Procedural Missteps: I’ll Be Outside
Next up: Steve, a second-year anesthesia resident intent on plunging a catheter into my wife’s spine for pain relief. Little did young Steve know that I was on to him and his attempts to give my wife Brown-Séquard syndrome. After all, procedures are a common source of hospital error. Under the guise of “informed consent,” he spouted the pros and cons of the procedure, all the while failing to mention the near certainty with which my wife would develop paralysis from a spinal hematoma.
Of course, I am no boob. I relentlessly exposed this neophyte with my knowing questions, finishing the undressing with a curt “there is no way you’re coming near my wife with that needle!” To which my wife, in her ever-tender way, ordered me to get the hell out of the room so she could get some (unprintable expletive) pain relief. See, this young doctor was getting to her as well.
Undeterred, I continued to prowl for medical errors. Knowing communication to be fertile ground for hospital slip-ups, I watched intently the handoff of care the day nurse, Jane, gave to the night nurse, Sarah. Surprisingly, Jane appeared to get it all right—at least that’s how it would appear to the untrained eye. She succinctly overviewed our history and course, documented the medications my wife received, gave the plan, and told her what to do if things didn’t follow that plan. Sarah repeated back the salient points as she reviewed the written chart and asked a few questions.
All good on the surface, but she spent so much time doting over my wife’s emotional needs that she failed to notice my discontent over the Rockies’ series-ending loss to the Phillies. I helpfully pointed out this blunder to her, at which time my wife rolled her eyes and asked, “Why can’t guys have babies?” Assuming my wife missed that class in medical school, I immediately began to overview basic reproductive physiology, at which point I was again asked to leave the room—this time by Nurse Sarah.
Not one to be satisfied with my victories, I stalked the halls looking for a less-than-15-second hand wash or an HIPAA violation. Seeing none, I pondered my wife’s fate at the hands of this massive, impersonal, error-riddled healthcare machine. I just couldn’t surmise a scenario in which she’d get out of there alive.

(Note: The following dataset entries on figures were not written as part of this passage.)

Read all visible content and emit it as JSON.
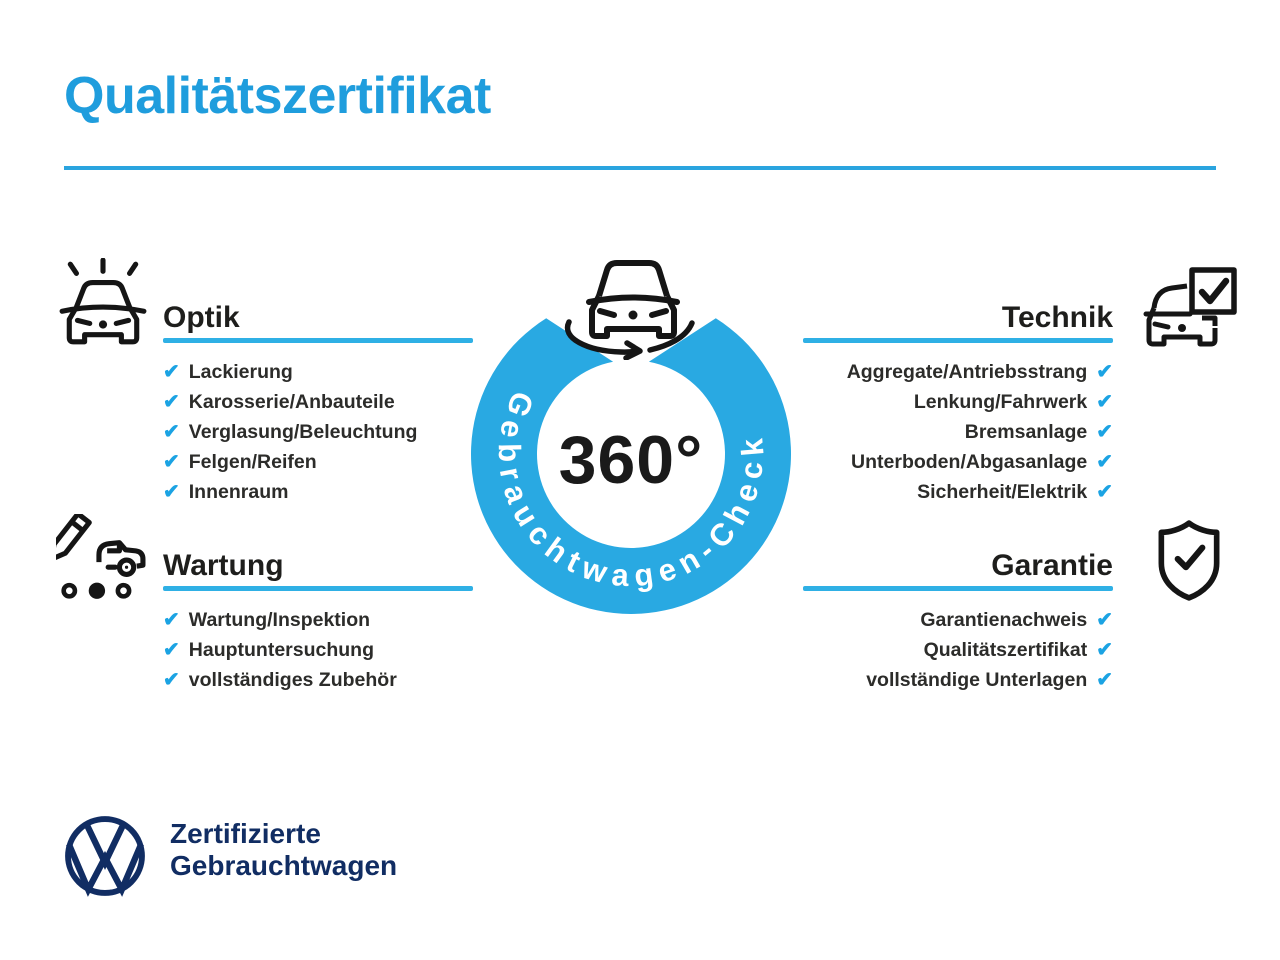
{
  "title": "Qualitätszertifikat",
  "checkmark": "✔",
  "colors": {
    "title_blue": "#1f9ddd",
    "line_cyan": "#2fb0e5",
    "ring_cyan": "#29a9e2",
    "check_blue": "#1ba3e3",
    "navy": "#112d63",
    "ink": "#1e1e1c"
  },
  "center": {
    "value": "360°",
    "ring_label": "Gebrauchtwagen-Check",
    "icon": "car-rotation-icon"
  },
  "sections": [
    {
      "id": "optik",
      "title": "Optik",
      "side": "left",
      "icon": "shiny-car-icon",
      "items": [
        "Lackierung",
        "Karosserie/Anbauteile",
        "Verglasung/Beleuchtung",
        "Felgen/Reifen",
        "Innenraum"
      ]
    },
    {
      "id": "wartung",
      "title": "Wartung",
      "side": "left",
      "icon": "service-pencil-car-icon",
      "items": [
        "Wartung/Inspektion",
        "Hauptuntersuchung",
        "vollständiges Zubehör"
      ]
    },
    {
      "id": "technik",
      "title": "Technik",
      "side": "right",
      "icon": "car-checkbox-icon",
      "items": [
        "Aggregate/Antriebsstrang",
        "Lenkung/Fahrwerk",
        "Bremsanlage",
        "Unterboden/Abgasanlage",
        "Sicherheit/Elektrik"
      ]
    },
    {
      "id": "garantie",
      "title": "Garantie",
      "side": "right",
      "icon": "shield-check-icon",
      "items": [
        "Garantienachweis",
        "Qualitätszertifikat",
        "vollständige Unterlagen"
      ]
    }
  ],
  "footer": {
    "brand": "Volkswagen",
    "line1": "Zertifizierte",
    "line2": "Gebrauchtwagen"
  }
}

Just then, Susan, our obstetrician, came out to let me know that my daughter would soon be making her entrance. She informed me that it would be OK to film the procedure, if I liked. “But what about malpractice? Aren’t you worried about having this on film?” I asked. “Not a bit,” she replied. “What I’m worried about is your horsing around causing us both to miss this delivery.”

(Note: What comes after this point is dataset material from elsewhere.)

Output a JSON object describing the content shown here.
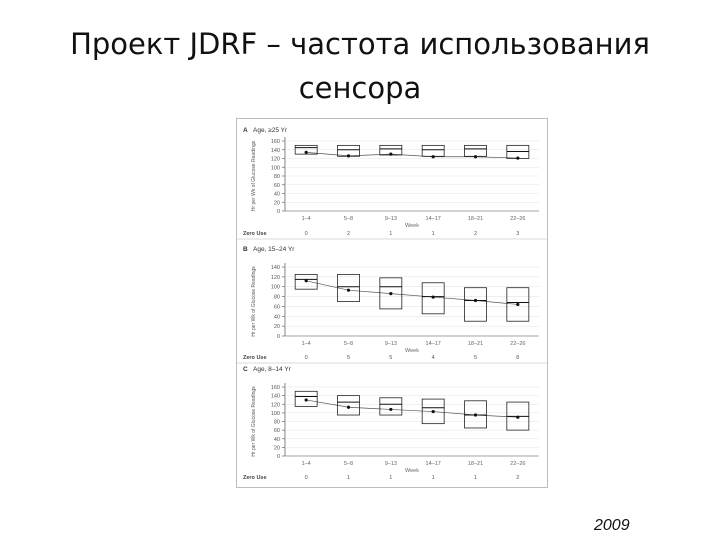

With that, we were back in the room, reunited in our common purpose. Moments later, I was the proud owner of a freshly minted baby girl.

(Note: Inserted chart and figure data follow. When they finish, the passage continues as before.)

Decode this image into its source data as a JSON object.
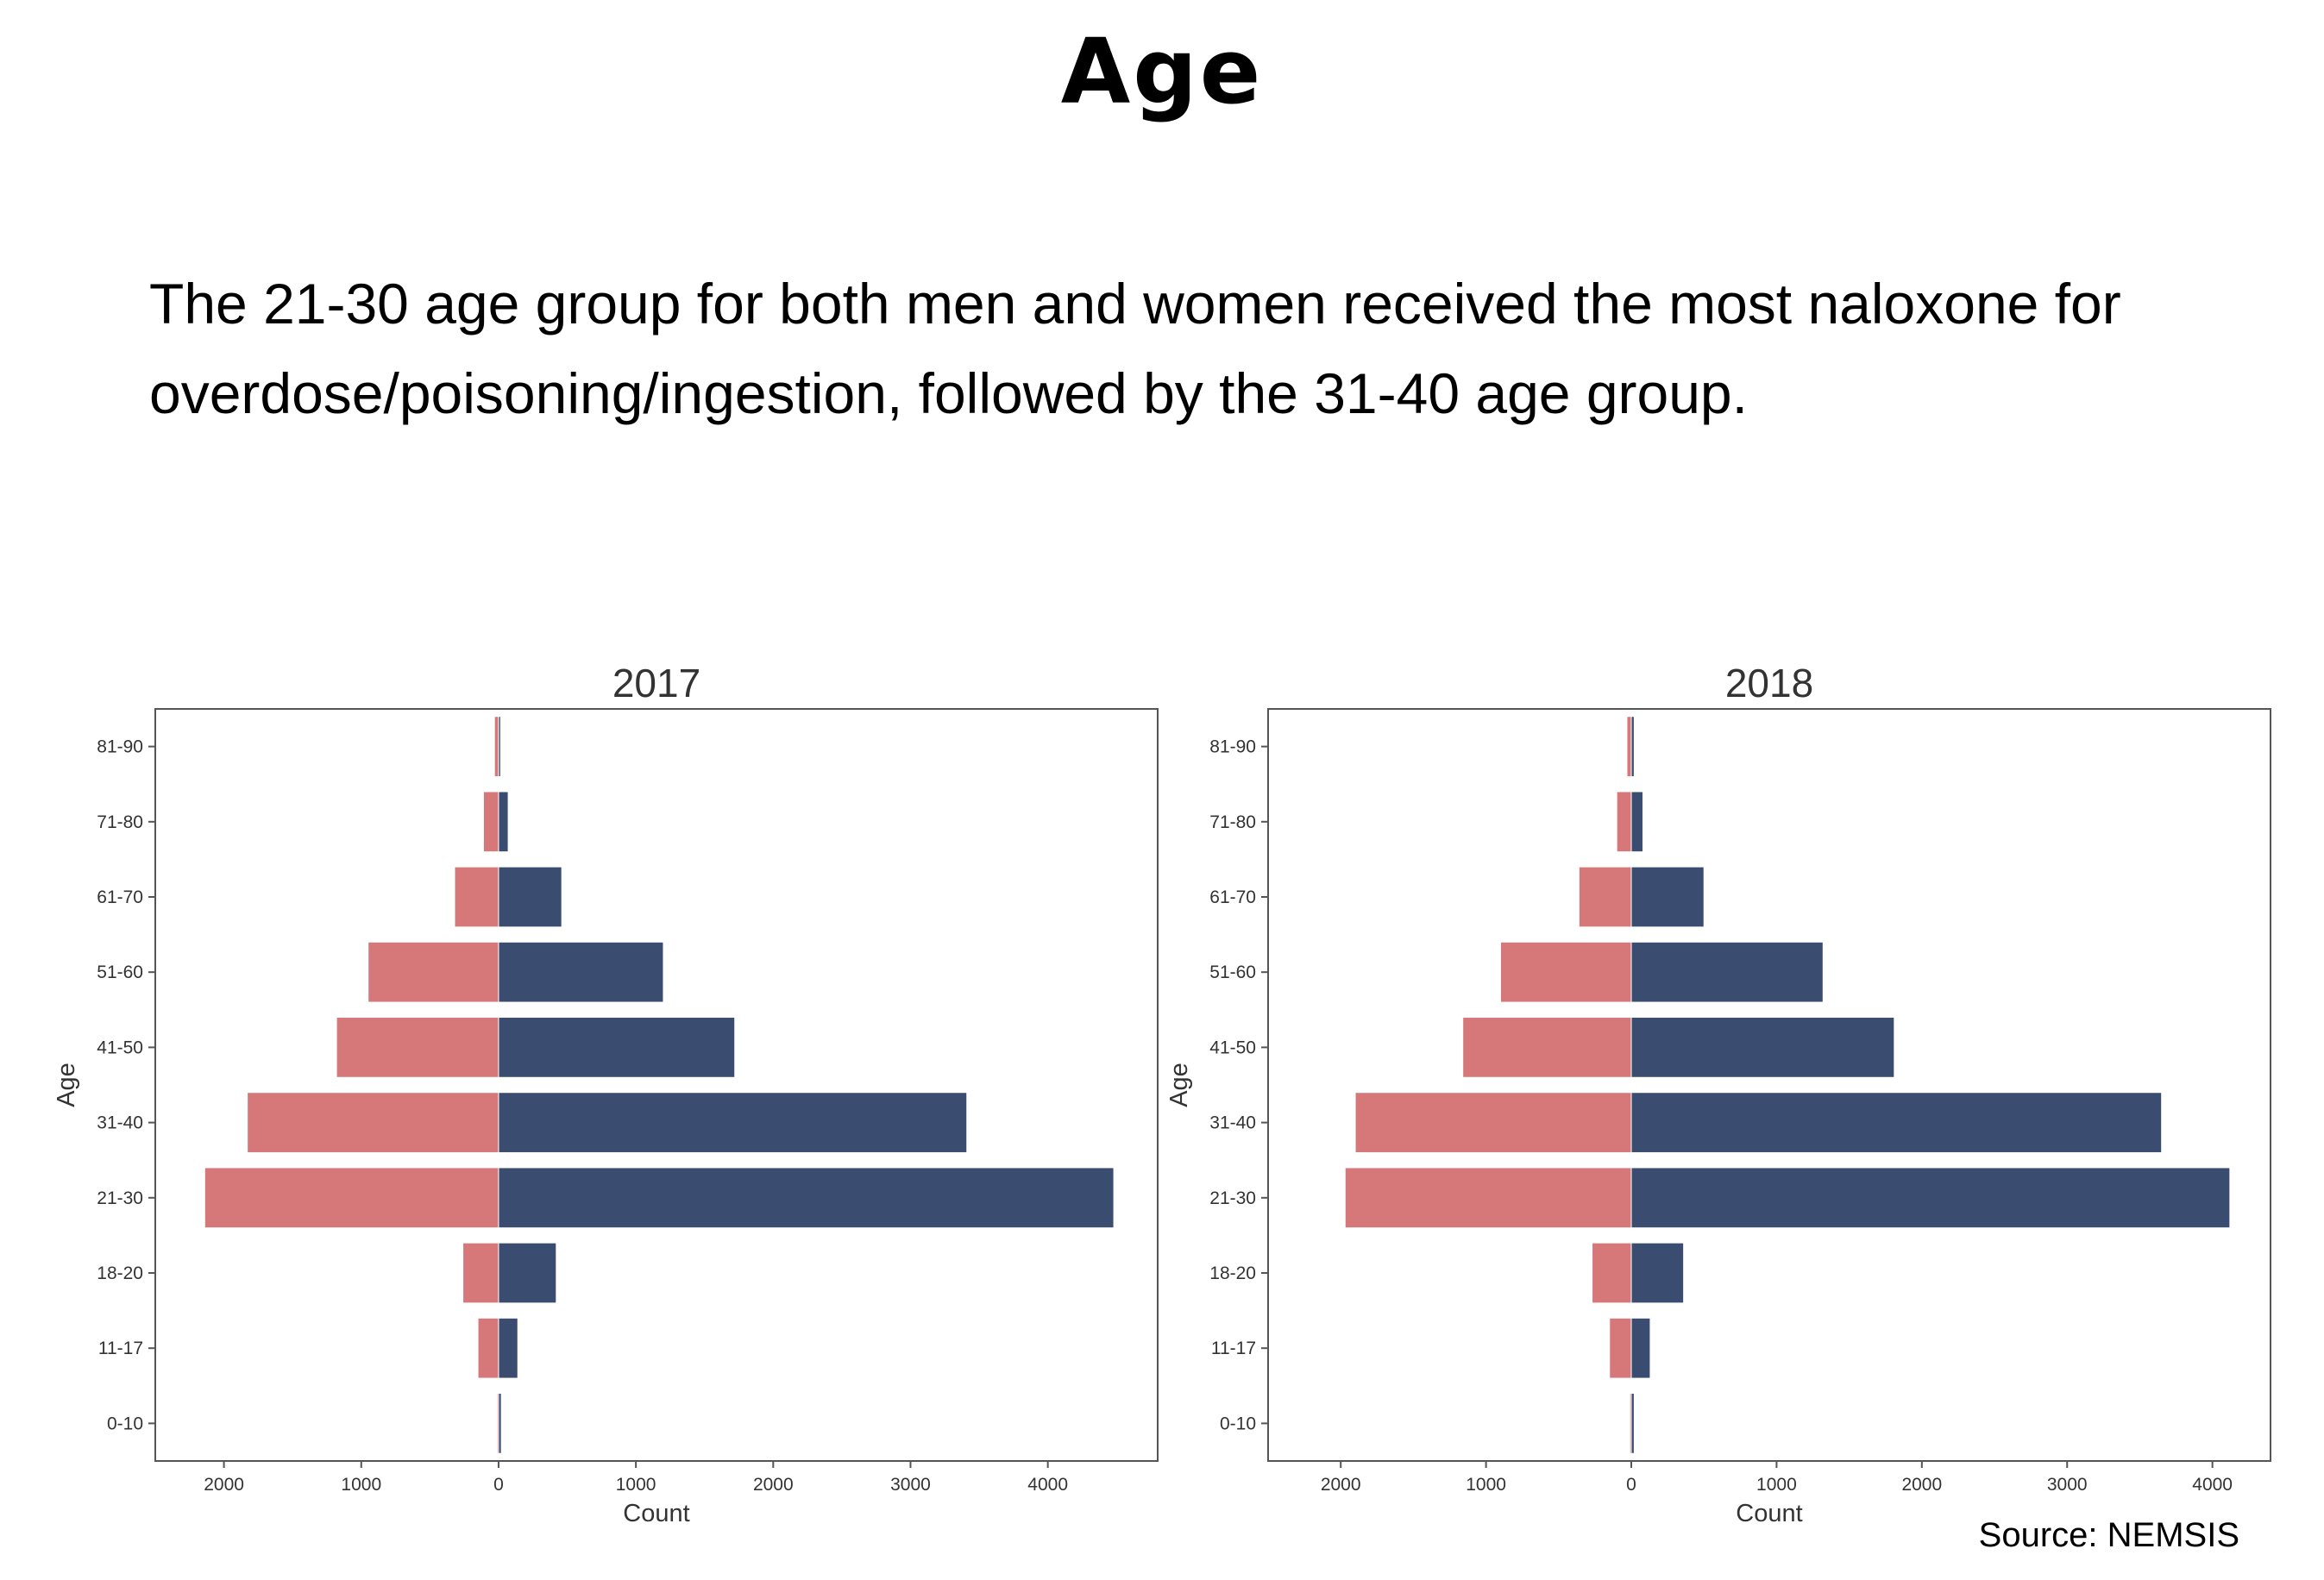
{
  "page": {
    "title": "Age",
    "description": "The 21-30 age group for both men and women received the most naloxone for overdose/poisoning/ingestion, followed by the 31-40 age group.",
    "source": "Source: NEMSIS"
  },
  "colors": {
    "left_series": "#d6787a",
    "right_series": "#3a4d70",
    "axis": "#555555",
    "text": "#333333"
  },
  "chart_data": [
    {
      "type": "bar",
      "orientation": "horizontal",
      "layout": "population-pyramid",
      "title": "2017",
      "xlabel": "Count",
      "ylabel": "Age",
      "categories": [
        "81-90",
        "71-80",
        "61-70",
        "51-60",
        "41-50",
        "31-40",
        "21-30",
        "18-20",
        "11-17",
        "0-10"
      ],
      "xlim": [
        -2500,
        4800
      ],
      "xticks": [
        -2000,
        -1000,
        0,
        1000,
        2000,
        3000,
        4000
      ],
      "xtick_labels": [
        "2000",
        "1000",
        "0",
        "1000",
        "2000",
        "3000",
        "4000"
      ],
      "series": [
        {
          "side": "left",
          "color": "#d6787a",
          "values": [
            30,
            110,
            320,
            950,
            1180,
            1830,
            2140,
            260,
            150,
            10
          ]
        },
        {
          "side": "right",
          "color": "#3a4d70",
          "values": [
            15,
            70,
            460,
            1200,
            1720,
            3410,
            4480,
            420,
            140,
            20
          ]
        }
      ],
      "grid": false
    },
    {
      "type": "bar",
      "orientation": "horizontal",
      "layout": "population-pyramid",
      "title": "2018",
      "xlabel": "Count",
      "ylabel": "Age",
      "categories": [
        "81-90",
        "71-80",
        "61-70",
        "51-60",
        "41-50",
        "31-40",
        "21-30",
        "18-20",
        "11-17",
        "0-10"
      ],
      "xlim": [
        -2500,
        4400
      ],
      "xticks": [
        -2000,
        -1000,
        0,
        1000,
        2000,
        3000,
        4000
      ],
      "xtick_labels": [
        "2000",
        "1000",
        "0",
        "1000",
        "2000",
        "3000",
        "4000"
      ],
      "series": [
        {
          "side": "left",
          "color": "#d6787a",
          "values": [
            30,
            100,
            360,
            900,
            1160,
            1900,
            1970,
            270,
            150,
            10
          ]
        },
        {
          "side": "right",
          "color": "#3a4d70",
          "values": [
            20,
            80,
            500,
            1320,
            1810,
            3650,
            4120,
            360,
            130,
            20
          ]
        }
      ],
      "grid": false
    }
  ]
}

Putting down the video camera, the state of the healthcare system finally came into focus. To be certain, we have our problems. But this wasn’t the massive, impersonal, sputtering system I was led to expect. Rather, I found it filled with caring, compassionate, highly skilled professionals with names like Aaron, Jane, Sarah, Steve, and Susan. Together, they had engineered a true miracle.
A miracle named Kaiya. TH
Dr. Glasheen is associate professor of medicine at the University of Colorado Denver, where he serves as director of the Hospital Medicine Program and the Hospitalist Training Program, and as associate program director of the Internal Medicine Residency Program.